6.             Le recourant soutient tout d'abord que le délit de chauffard, réprimé par l'art. 90 al. 3 et 4 de la loi fédérale sur la circulation routière du 19 décembre 1958 (LCR - RS 741.01), ne doit entraîner qu'un retrait d'admonestation dans la mesure expressément prévue par l'art. 16c al. 2 let.abis LCR, soit un retrait punitif de deux ans au moins et non pas un retrait de sécurité de durée indéterminée. Ainsi, la décision litigieuse constituerait une violation de cette dernière disposition légale. Il se fonde à cet égard sur de la jurisprudence et un avis de doctrine dont il sera question plus loin et dont il tire la conclusion qu'un retrait préventif ne peut être prononcé dans un tel cas.

7.             Selon l'art. 90 al. 3 LCR, celui qui, par une violation intentionnelle des règles fondamentales de la circulation, accepte de courir un grand risque d’accident pouvant entraîner de graves blessures ou la mort, que ce soit en commettant des excès de vitesse particulièrement importants, en effectuant des dépassements téméraires ou en participant à des courses de vitesse illicites avec des véhicules automobiles est puni d’une peine privative de liberté d’un à quatre ans.

8.             A teneur de l'alinéa 4 de cette dispositions, l’excès de vitesse est particulièrement important lorsque la vitesse maximale autorisée a été dépassée:

a. d’au moins 40 km/h, là où la limite est fixée au plus à 30 km/h;

b. d’au moins 50 km/h, là où la limite est fixée au plus à 50 km/h;

c. d’au moins 60 km/h, là où la limite est fixée au plus à 80 km/h;

d. d’au moins 80 km/h, là où la limite est fixée à plus de 80 km/h.

9.             Le permis de conduire est retiré pour deux ans au moins si, par une violation intentionnelle des règles fondamentales de la circulation, la personne accepte de courir un grand risque d’accident pouvant entraîner de graves blessures ou la mort, que ce soit en commettant des excès de vitesse particulièrement importants au sens de l’art. 90, al. 4, en effectuant des dépassements téméraires ou en participant à des courses de vitesse illicites avec des véhicules automobiles (art. 16c al. 2 let.abis LCR).

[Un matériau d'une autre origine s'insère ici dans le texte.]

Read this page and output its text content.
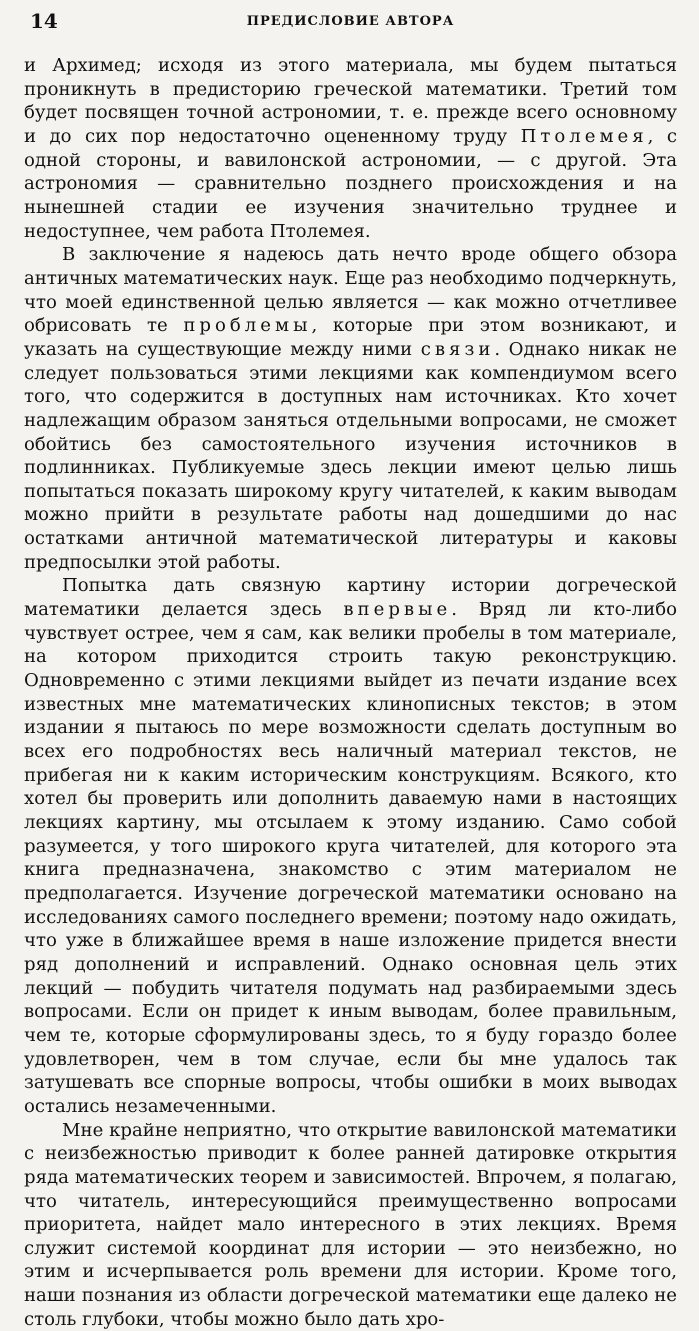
14	ПРЕДИСЛОВИЕ АВТОРА

и Архимед; исходя из этого материала, мы будем пытаться проникнуть в предисторию греческой математики. Третий том будет посвящен точной астрономии, т. е. прежде всего основному и до сих пор недостаточно оцененному труду Птолемея, с одной стороны, и вавилонской астрономии, — с другой. Эта астрономия — сравнительно позднего происхождения и на нынешней стадии ее изучения значительно труднее и недоступнее, чем работа Птолемея.

В заключение я надеюсь дать нечто вроде общего обзора античных математических наук. Еще раз необходимо подчеркнуть, что моей единственной целью является — как можно отчетливее обрисовать те проблемы, которые при этом возникают, и указать на существующие между ними связи. Однако никак не следует пользоваться этими лекциями как компендиумом всего того, что содержится в доступных нам источниках. Кто хочет надлежащим образом заняться отдельными вопросами, не сможет обойтись без самостоятельного изучения источников в подлинниках. Публикуемые здесь лекции имеют целью лишь попытаться показать широкому кругу читателей, к каким выводам можно прийти в результате работы над дошедшими до нас остатками античной математической литературы и каковы предпосылки этой работы.

Попытка дать связную картину истории догреческой математики делается здесь впервые. Вряд ли кто-либо чувствует острее, чем я сам, как велики пробелы в том материале, на котором приходится строить такую реконструкцию. Одновременно с этими лекциями выйдет из печати издание всех известных мне математических клинописных текстов; в этом издании я пытаюсь по мере возможности сделать доступным во всех его подробностях весь наличный материал текстов, не прибегая ни к каким историческим конструкциям. Всякого, кто хотел бы проверить или дополнить даваемую нами в настоящих лекциях картину, мы отсылаем к этому изданию. Само собой разумеется, у того широкого круга читателей, для которого эта книга предназначена, знакомство с этим материалом не предполагается. Изучение догреческой математики основано на исследованиях самого последнего времени; поэтому надо ожидать, что уже в ближайшее время в наше изложение придется внести ряд дополнений и исправлений. Однако основная цель этих лекций — побудить читателя подумать над разбираемыми здесь вопросами. Если он придет к иным выводам, более правильным, чем те, которые сформулированы здесь, то я буду гораздо более удовлетворен, чем в том случае, если бы мне удалось так затушевать все спорные вопросы, чтобы ошибки в моих выводах остались незамеченными.

Мне крайне неприятно, что открытие вавилонской математики с неизбежностью приводит к более ранней датировке открытия ряда математических теорем и зависимостей. Впрочем, я полагаю, что читатель, интересующийся преимущественно вопросами приоритета, найдет мало интересного в этих лекциях. Время служит системой координат для истории — это неизбежно, но этим и исчерпывается роль времени для истории. Кроме того, наши познания из области догреческой математики еще далеко не столь глубоки, чтобы можно было дать хро-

10.         Dans le cas d'espèce, à teneur des éléments du dossier et sous réserve de l'issue de la procédure pénale en cours, dans le cadre de laquelle le recourant conteste, au moins dans une certaine mesure, les faits qui lui sont reprochés, force est de constater qu'avec une vitesse excédant de 93 km/h la vitesse maximale autorisée de 80 km/h, le recourant est supposé avoir commis l'infraction visée par l'art. 90 al. 3 LCR, à savoir un délit de chauffard, qui est en réalité un crime (Yvan JEANNERET, André KUHN, Cédric MIZEL, Olivier RISKE, Code suisse de la circulation routière commenté, 2024, p. 1115 et s. ch. 5.4).

11.         La jurisprudence sur laquelle le recourant appuie son argumentation, à savoir l'arrêt du Tribunal fédéral 1C_154/2018 du 4 juillet 2018, l'arrêt de la Cour administrative du Tribunal cantonal fribourgeois du 13 juillet 2021 (cause n° 603 2021 56) et l'arrêt de la Cour de droit administratif et public du Tribunal cantonal vaudois du 8 mars 2018 (cause n° CR. 2017. 00 23), se retourne en réalité contre l'argumentation qu'il développe à l'appui du grief de violation de l'art. 16c al. 2 let.abis LCR. En effet, ces différents arrêts, qui en citent d'ailleurs bien d'autres, démontrent précisément la possibilité, suivant les circonstances, de prononcer un retrait préventif du permis de conduire en cas de délit de chauffard, soulignant ainsi qu'il n'existe pas d'impossibilité de principe de prononcer un tel retrait. Quant à l'avis exprimé il y a plusieurs années par Cédric MIZEL in Droit et pratique illustré du retrait du permis de conduire, 2015, pp. 423-424, également cité par le recourant, il est en réalité encore plus défavorable à l'argumentation développée par ce dernier, dans la mesure où il exprime l'opinion (manifestement trop sévère au vu de la jurisprudence rendue depuis lors et mentionnée plus haut), selon laquelle un délit de chauffard devrait en principe faire l'objet d'une expertise psychologique assortie d'un retrait préventif du permis de conduire, seules des circonstances particulières permettant à l'autorité de renoncer à une telle mesure.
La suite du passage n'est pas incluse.